Yürüyüşle alakalı tespitim Anadolu’da özellikle Doğu ve Güneydoğu' da bu yürüyüşün herhangi bir sosyal tabanının olmaması. CHP yürüyor ancak Anadolu insanı sanki yabancı bir tv kanalından kendisine yabancı bir olayı izler gibi izliyor, dinler gibi dinliyor. Yani bir heyecan yok, bir katılım yok, sosyal taban yok. Kısacası halkta karşılığı yok. Oysa ki böyle bir yürüyüşten beklenen sosyal tabanda bir heyecan uyandırabilmesi, geniş bir katılım oluşturabilmesi, bir heyecan yaratabilmesidir. Türkiye coğrafyasının büyük bir bölümünde CHP yürüyüşünün algılanışı benim tespitim bu. Sadece kıyı şeritlerinde veya CHP seçmeninin yoğunlukta olduğu illerde belki bunun biraz tersinden bahsedilebilir.

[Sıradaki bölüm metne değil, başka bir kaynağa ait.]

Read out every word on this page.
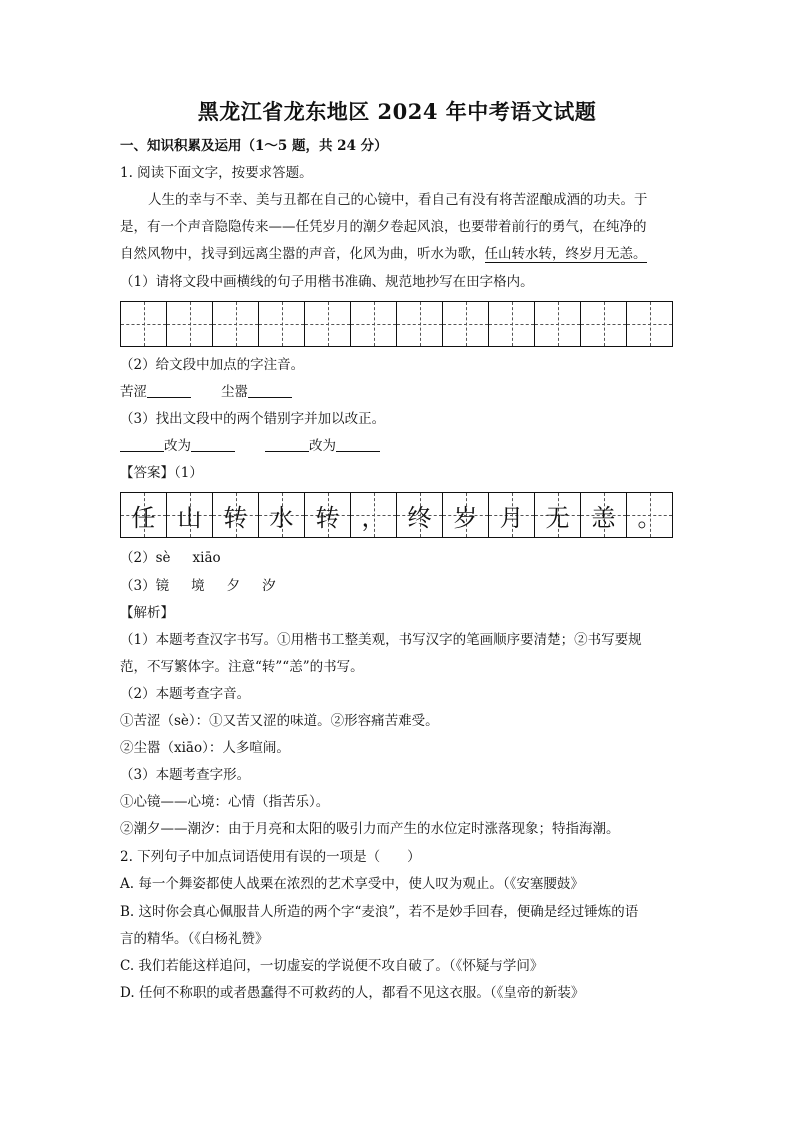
黑龙江省龙东地区 2024 年中考语文试题
一、知识积累及运用（1～5 题，共 24 分）
1. 阅读下面文字，按要求答题。
人生的幸与不幸、美与丑都在自己的心镜中，看自己有没有将苦涩酿成酒的功夫。于
是，有一个声音隐隐传来——任凭岁月的潮夕卷起风浪，也要带着前行的勇气，在纯净的
自然风物中，找寻到远离尘嚣的声音，化风为曲，听水为歌，任山转水转，终岁月无恙。
（1）请将文段中画横线的句子用楷书准确、规范地抄写在田字格内。
（2）给文段中加点的字注音。
苦涩	尘嚣
（3）找出文段中的两个错别字并加以改正。
改为	改为
【答案】（1）
任 山 转 水 转 ， 终 岁 月 无 恙 。
（2）sè xiāo
（3）镜 境 夕 汐
【解析】
（1）本题考查汉字书写。①用楷书工整美观，书写汉字的笔画顺序要清楚；②书写要规
范，不写繁体字。注意“转”“恙”的书写。
（2）本题考查字音。
①苦涩（sè）：①又苦又涩的味道。②形容痛苦难受。
②尘嚣（xiāo）：人多喧闹。
（3）本题考查字形。
①心镜——心境：心情（指苦乐）。
②潮夕——潮汐：由于月亮和太阳的吸引力而产生的水位定时涨落现象；特指海潮。
2. 下列句子中加点词语使用有误的一项是（　　）
A. 每一个舞姿都使人战栗在浓烈的艺术享受中，使人叹为观止。（《安塞腰鼓》
B. 这时你会真心佩服昔人所造的两个字“麦浪”，若不是妙手回春，便确是经过锤炼的语
言的精华。（《白杨礼赞》
C. 我们若能这样追问，一切虚妄的学说便不攻自破了。（《怀疑与学问》
D. 任何不称职的或者愚蠢得不可救药的人，都看不见这衣服。（《皇帝的新装》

Bu manzaraya baktığımız zaman coğrafik olarak veya sosyal kitle anlamında Türkiye partisi olmayı başaramamış, bir çok sorunu olan, halkın inanç değerleriyle sürekli çatışmış, bir türlü barışık olmamış, Kürt meselesini temsil ettiği sosyalist değerler düzleminde tanımlayamamış, tam tersi kendi içindeki ulusalcı kanat sayesinde ırkçı partilere bile bu konuda taş çıkartacak durumda olan, bir çok milli meselede maalesef milletin yanında durmayı başaramamış, FETÖ meselesinde herkesin onlarla ilişkilerini kestiği bir zamanda maalesef FETÖ’ yle ilişki sarmalına girmiş , terör meselesinde ise analiz ve tespit noktasında isim bile koyamayan, tutarsız, bundan ötürü de Güneydoğu’da tabanı kalmayan ama işin ilginç yanı sosyalist kimliği demeyeceğim sosyalist etiketinden dolayı da sürekli terör ve şiddet eylemlerinde eylemciden ve eylemsellikten yana tavır alan CHP maalesef böyle bir yürüyüşten önce bu sorunlarıyla alakalı adımlar atabilmeli ve bence çok daha düşünülmeliydi. İşte tüm bu sebeplerden dolayıdır ki ülkenin muhalefet sorunu tüm siyaset dengelerimizi çok etkiliyor, ülke konjonktürüne muhalefet maalesef katkı sunamıyor, yön veremiyor. Oysa ki yapıcı, ülke gerçeklerine dokunan, temel doğrularda buluşan, yanlışları eleştirebilen bir muhalefet anlayışına çok ihtiyaç var. Hukuk uygulamalarındaki farklılıklar, mini etekli bir bayana tekme olayında bile failin iki günde üç defa tutuklanıp tekrar bırakılması hukuk konusunda adalete güvenin oluşabilmesi için çok şey yapılması gerekliliğini gösteriyor. Anamuhalefette durum bu olunca gerçek hak ve adalet arayışları ise yine muhalefetten daha çok vatandaş tarafından iktidarın kendi iç ilişkileriyle takip edilmeye çalışılıyor, dile getiriliyor, aranmaya çalışılıyor.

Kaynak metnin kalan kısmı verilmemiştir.